The third game was ambitious in scale, but I thought it fell short in reality. I did not like the competition being included in the game itself and not as a separate arena. Northerlion being one of the announcers for the competition (his wife is the other). The big reason that I hated it was because, well, I have to give you the background first. In this game, the apocalypse happened and two robots save you. You scrape together a food truck and go around the country serving dishes on the road. As you go, you can upgrade your equipment and lessen the restrictions that you face. For example, a rival food truck may sabatoge your cookers so you can’t tell how long it’s been cooking.

The worst one, though, is the sabotage of the preprepared food. You can make certain dishes and keep them on heaters while you wait for someone to order them. They degrade in quality as time goes, and at a certain point, they spoil. If you fully upgrade your equipment, then you can make it so the decay rate is greatly reduced. It takes a lot to upgrade fully, and I took great pains to do it as soon as I could. Especially the decay rate one beacuse that was the worst by far.

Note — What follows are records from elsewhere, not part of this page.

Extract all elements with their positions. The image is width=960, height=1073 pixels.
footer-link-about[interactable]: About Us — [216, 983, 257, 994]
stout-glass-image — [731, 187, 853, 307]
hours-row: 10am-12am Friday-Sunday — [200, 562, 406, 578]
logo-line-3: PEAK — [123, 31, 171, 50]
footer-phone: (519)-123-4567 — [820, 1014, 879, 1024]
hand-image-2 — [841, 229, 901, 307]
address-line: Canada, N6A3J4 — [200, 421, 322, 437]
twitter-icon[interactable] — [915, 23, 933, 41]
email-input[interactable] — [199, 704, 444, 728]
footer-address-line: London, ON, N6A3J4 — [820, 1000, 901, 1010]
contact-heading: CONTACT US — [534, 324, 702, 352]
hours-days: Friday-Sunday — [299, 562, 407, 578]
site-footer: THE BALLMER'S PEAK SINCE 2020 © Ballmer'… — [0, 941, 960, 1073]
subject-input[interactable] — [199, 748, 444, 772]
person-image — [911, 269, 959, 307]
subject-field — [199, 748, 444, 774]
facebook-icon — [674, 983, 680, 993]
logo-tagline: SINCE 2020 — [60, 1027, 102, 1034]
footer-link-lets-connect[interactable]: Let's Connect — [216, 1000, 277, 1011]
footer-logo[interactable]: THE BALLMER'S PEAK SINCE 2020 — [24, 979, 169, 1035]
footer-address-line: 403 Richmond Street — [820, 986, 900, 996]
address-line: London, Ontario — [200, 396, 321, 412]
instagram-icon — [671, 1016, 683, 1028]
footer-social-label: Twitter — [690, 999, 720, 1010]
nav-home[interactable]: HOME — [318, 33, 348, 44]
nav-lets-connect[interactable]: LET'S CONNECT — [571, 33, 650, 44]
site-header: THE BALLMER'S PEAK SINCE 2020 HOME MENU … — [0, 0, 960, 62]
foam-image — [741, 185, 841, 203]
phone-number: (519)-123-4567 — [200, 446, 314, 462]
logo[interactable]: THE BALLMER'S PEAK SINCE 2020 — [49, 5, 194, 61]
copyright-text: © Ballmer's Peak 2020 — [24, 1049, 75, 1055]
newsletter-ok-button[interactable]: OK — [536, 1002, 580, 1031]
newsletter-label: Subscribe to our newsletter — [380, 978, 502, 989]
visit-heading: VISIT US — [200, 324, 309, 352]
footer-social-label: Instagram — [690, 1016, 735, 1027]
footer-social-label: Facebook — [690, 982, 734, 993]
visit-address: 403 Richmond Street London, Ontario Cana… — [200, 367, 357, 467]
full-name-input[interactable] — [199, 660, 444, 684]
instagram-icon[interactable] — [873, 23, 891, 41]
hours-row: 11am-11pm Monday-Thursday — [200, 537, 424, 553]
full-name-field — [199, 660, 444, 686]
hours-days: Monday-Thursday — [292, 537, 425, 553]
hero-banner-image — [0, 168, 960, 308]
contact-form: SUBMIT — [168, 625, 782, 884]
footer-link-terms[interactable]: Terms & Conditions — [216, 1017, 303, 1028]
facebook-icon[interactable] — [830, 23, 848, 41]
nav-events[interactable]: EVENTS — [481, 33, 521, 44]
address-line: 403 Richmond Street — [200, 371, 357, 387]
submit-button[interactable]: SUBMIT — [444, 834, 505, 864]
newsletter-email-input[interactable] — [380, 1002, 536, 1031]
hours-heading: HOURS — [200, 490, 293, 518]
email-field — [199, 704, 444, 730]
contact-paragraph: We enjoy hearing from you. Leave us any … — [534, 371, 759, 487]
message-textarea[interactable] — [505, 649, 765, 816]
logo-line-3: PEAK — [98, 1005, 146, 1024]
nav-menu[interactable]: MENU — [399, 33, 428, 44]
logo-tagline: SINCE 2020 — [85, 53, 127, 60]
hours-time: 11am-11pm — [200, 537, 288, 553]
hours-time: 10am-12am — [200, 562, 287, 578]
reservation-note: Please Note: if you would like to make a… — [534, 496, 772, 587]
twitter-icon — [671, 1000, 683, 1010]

When I got to the competition, it turned out that all the upgrades were disabled for the competition. And I lost complete interest in the game. I had forgotten how quickly the food decayed, and I wasnot willing to deal with it again. Also, it seemed like a slap in the face that all the upgrades I worked so hard to get were taken away from me. I had bought the game in Early Access at the beginning of the pandemic, and it was a great way to keep my mind off the world around me, but it was really disheartening for that to be the third act. I will say that when I went back many months later to check in on the game, chubigans had undone that–or at least mitigated it.

And still, I would give the game a 7.5 or 8. Even though I probably won’t go back to it, much to my chagrin. I have the plat for the first game (before he added a ton of content to it), but there were a few things in the same game that made it nearly impossible for me to plat it. Same with the third.

I don’t hold that against a game, obviously. How hard the plat is, I mean. Though I will say that I was pleasantly surprised with how comparatively easy the plat for Elden Ring was. If I had managed to make the cloud save work for me, I would have gotten it done in one playthrough. I didn’t mind doing three playthroughs, though, because I knew I would, anyway.

There is no way I can compare Elden Ring with Cook, Serve, Delicous! They are on completely different planes. It would not be fair to either game, really, and it would be comparing apples and oranges. I really think it would be better if reviews did not contain numbers even while I realize the utility of such a system. I will continue more on this tomorrow.